2020-06-09 09:49:35,820 - iva.detectnet_v2.dataio.build_converter - INFO - Instantiating a kitti converter
Traceback (most recent call last):
  File "/usr/local/bin/tlt-dataset-convert", line 8, in <module>
  File "./detectnet_v2/scripts/", line 63, in main
  File "./detectnet_v2/dataio/", line 76, in build_converter
  File "./detectnet_v2/dataio/", line 89, in __init__
AssertionError: Invalid number of partitions (1) for random split mode.

and if I set val_split to 0 then it ignores this setting and still divides the dataset into train and val

kitti_config {
  root_directory_path: "/workspace/Git_Repos_Datasets/GDS_V1/"
  image_dir_name: "images/train"
  label_dir_name: "annotations/train"
  image_extension: ".jpg"
  partition_mode: "random"
  num_partitions: 2
  val_split: 0
  num_shards: 1
image_directory_path: "/workspace/Git_Repos_Datasets/GDS_V1/"
2020-06-09 09:51:58,936 - iva.detectnet_v2.dataio.build_converter - INFO - Instantiating a kitti converter
2020-06-09 09:51:58,952 - iva.detectnet_v2.dataio.kitti_converter_lib - INFO - Num images in
Train: 3500	Val: 874
2020-06-09 09:51:58,952 - iva.detectnet_v2.dataio.kitti_converter_lib - INFO - Validation data in partition 0. Hence, while choosing the validationset during training choose validation_fold 0.
2020-06-09 09:51:58,954 - iva.detectnet_v2.dataio.dataset_converter_lib - INFO - Writing partition 0, shard 0
/usr/local/lib/python2.7/dist-packages/iva/detectnet_v2/dataio/ VisibleDeprecationWarning: Reading unicode strings without specifying the encoding argument is deprecated. Set the encoding, use None for the system default.
/usr/local/lib/python2.7/dist-packages/iva/detectnet_v2/dataio/ UserWarning: genfromtxt: Empty input file: "/workspace/Git_Repos_Datasets/GDS_V1/annotations/train/0973.txt"
2020-06-09 09:51:59,940 - iva.detectnet_v2.dataio.dataset_converter_lib - INFO - 
Wrote the following numbers of objects:
cars: 1138

2020-06-09 09:51:59,940 - iva.detectnet_v2.dataio.dataset_converter_lib - INFO - Writing partition 1, shard 0
2020-06-09 09:52:03,795 - iva.detectnet_v2.dataio.dataset_converter_lib - INFO - 
Wrote the following numbers of objects:
cars: 4476

2020-06-09 09:52:03,795 - iva.detectnet_v2.dataio.dataset_converter_lib - INFO - Cumulative object statistics
2020-06-09 09:52:03,796 - iva.detectnet_v2.dataio.dataset_converter_lib - INFO - 
Wrote the following numbers of objects:
cars: 5614

2020-06-09 09:52:03,796 - iva.detectnet_v2.dataio.dataset_converter_lib - INFO - Class map. 
Label in GT: Label in tfrecords file 
cars: cars
For the dataset_config in the experiment_spec, please use labels in the tfrecords file, while writing the classmap.

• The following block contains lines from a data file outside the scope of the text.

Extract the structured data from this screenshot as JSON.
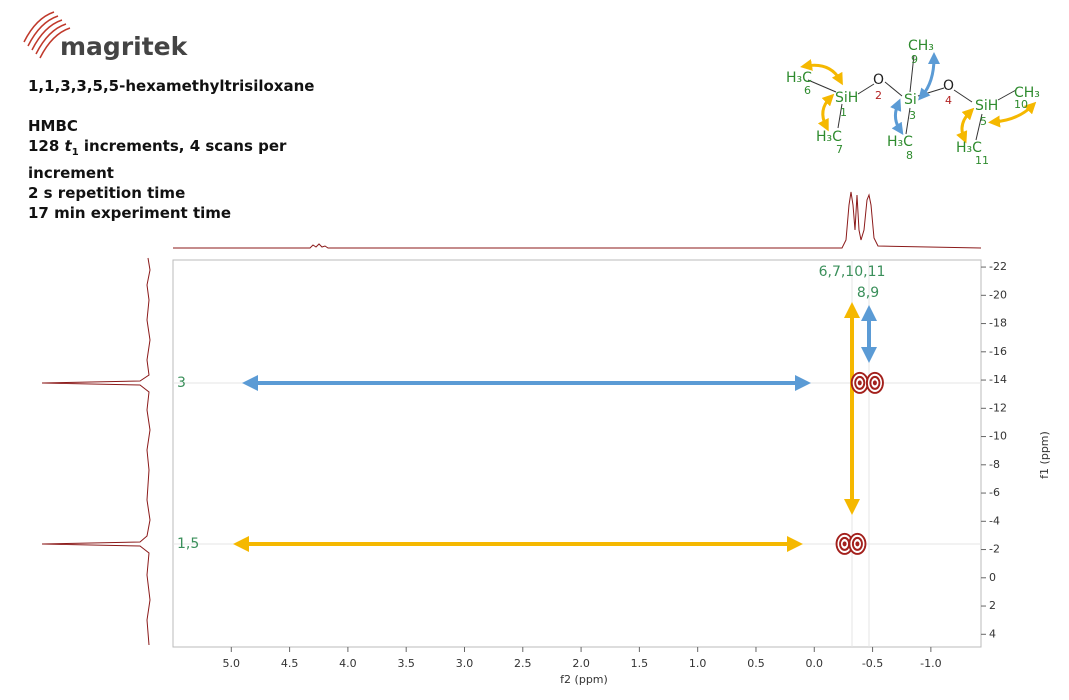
{
  "brand": "magritek",
  "compound": "1,1,3,3,5,5-hexamethyltrisiloxane",
  "experiment": {
    "technique": "HMBC",
    "increments": [
      "128 ",
      "t",
      "1",
      " increments, 4 scans per",
      "increment"
    ],
    "repetition": "2 s repetition time",
    "duration": "17 min experiment time"
  },
  "structure": {
    "atoms": [
      "H₃C",
      "SiH",
      "H₃C",
      "O",
      "CH₃",
      "Si",
      "H₃C",
      "O",
      "SiH",
      "CH₃",
      "H₃C"
    ],
    "numbers": [
      "6",
      "1",
      "7",
      "2",
      "9",
      "3",
      "8",
      "4",
      "5",
      "10",
      "11"
    ]
  },
  "chart_data": {
    "type": "hmbc",
    "xlabel": "f2 (ppm)",
    "ylabel": "f1 (ppm)",
    "xlim": [
      5.5,
      -1.43
    ],
    "ylim": [
      -22.5,
      4.9
    ],
    "xticks": [
      {
        "value": 5,
        "label": "5.0"
      },
      4.5,
      {
        "value": 4,
        "label": "4.0"
      },
      3.5,
      {
        "value": 3,
        "label": "3.0"
      },
      2.5,
      {
        "value": 2,
        "label": "2.0"
      },
      1.5,
      {
        "value": 1,
        "label": "1.0"
      },
      0.5,
      {
        "value": 0,
        "label": "0.0"
      },
      -0.5,
      {
        "value": -1,
        "label": "-1.0"
      }
    ],
    "yticks": [
      -22,
      -20,
      -18,
      -16,
      -14,
      -12,
      -10,
      -8,
      -6,
      -4,
      -2,
      0,
      2,
      4
    ],
    "peaks": {
      "color": "#a3201c",
      "f2": [
        -0.39,
        -0.52,
        -0.26,
        -0.37
      ],
      "f1": [
        -13.8,
        -13.8,
        -2.4,
        -2.4
      ]
    },
    "row_labels": [
      "3",
      "1,5"
    ],
    "column_labels": [
      "6,7,10,11",
      "8,9"
    ]
  }
}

2020-06-09 09:52:03,796 - iva.detectnet_v2.dataio.dataset_converter_lib - INFO - Tfrecords generation complete.

  1. Please use below to disable spatial_augmentation

spatial_augmentation {
hflip_probability: 0.0
vflip_probability: 0.0
zoom_min: 1.0
zoom_max: 1.0
translate_max_x: 0.0
translate_max_y: 0.0

  1. Please set val_split to a very small value, like 0.001

Thank you @Morganh . Your last answer solves the problems.